França e Alemanha mostram quedas neste ano, com 28% e 31% dos inquiridos a usar IA, respetivamente. A conclusão do estudo aponta para uma diferença de 18 a 68 pontos percentuais entre EUA e Europa, dependendo do indicador.
Fatores que explicam a diferença
Os investigadores sublinham que a gestão empresarial é o principal determinante: entre os trabalhadores que já usam IA nos EUA, a maioria foi incentivada pelos gestores e teve acesso a ferramentas internas, mais do que na França ou Itália.
O estudo indica que 42% dos trabalhadores nos EUA foram incentivados e receberam uma ferramenta de IA interna, contra 17% em França e 16% em Itália. Quando esses incentivos não existem, a adoção diminui tanto nos EUA como na UE.
O tamanho da empresa também pesa: pessoas em organizações com mais de 250 funcionários têm maior propensão a usar IA, tanto nos EUA como nos países da UE com maior adoção, como Reino Unido, Países Baixos e Suécia.
Fatores demográficos e setoriais
Homens, pessoas com até 45 anos e quem tem formação universitária apresentam maior probabilidade de usar IA no trabalho em todos os países.

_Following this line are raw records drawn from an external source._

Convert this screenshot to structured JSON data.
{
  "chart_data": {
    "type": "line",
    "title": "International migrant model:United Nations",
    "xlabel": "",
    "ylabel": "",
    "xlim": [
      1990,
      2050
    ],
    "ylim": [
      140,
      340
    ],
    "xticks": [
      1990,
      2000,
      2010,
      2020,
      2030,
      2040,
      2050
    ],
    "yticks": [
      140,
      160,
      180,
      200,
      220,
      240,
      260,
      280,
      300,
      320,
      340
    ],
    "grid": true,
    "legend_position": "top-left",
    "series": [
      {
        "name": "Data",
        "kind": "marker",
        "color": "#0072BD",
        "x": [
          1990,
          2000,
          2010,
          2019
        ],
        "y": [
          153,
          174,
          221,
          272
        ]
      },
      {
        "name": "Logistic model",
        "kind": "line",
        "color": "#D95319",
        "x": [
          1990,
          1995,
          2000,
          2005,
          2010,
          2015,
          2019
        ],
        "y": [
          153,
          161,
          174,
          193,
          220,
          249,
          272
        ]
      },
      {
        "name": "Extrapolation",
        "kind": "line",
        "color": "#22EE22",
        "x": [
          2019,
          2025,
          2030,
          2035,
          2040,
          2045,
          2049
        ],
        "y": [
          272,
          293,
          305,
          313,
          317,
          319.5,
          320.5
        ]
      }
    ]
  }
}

A Suécia, ajustando-se a fatores demográficos, ficaria com taxas similares às dos EUA.
Setores ligados à informática ou matemática exibem maior uso de IA; mais de metade dos respondentes dessas áreas usam IA, contrastando com 27% em serviços pessoais e 33% em hotelaria/restauração.
Barreiras estruturais na UE
Além da gestão, a Eurostat aponta obstáculos comuns: falta de competências técnicas para implementar IA, receios legais e de proteção de dados, bem como custos associados. Estas limitações são citadas como entraves à adoção na Europa.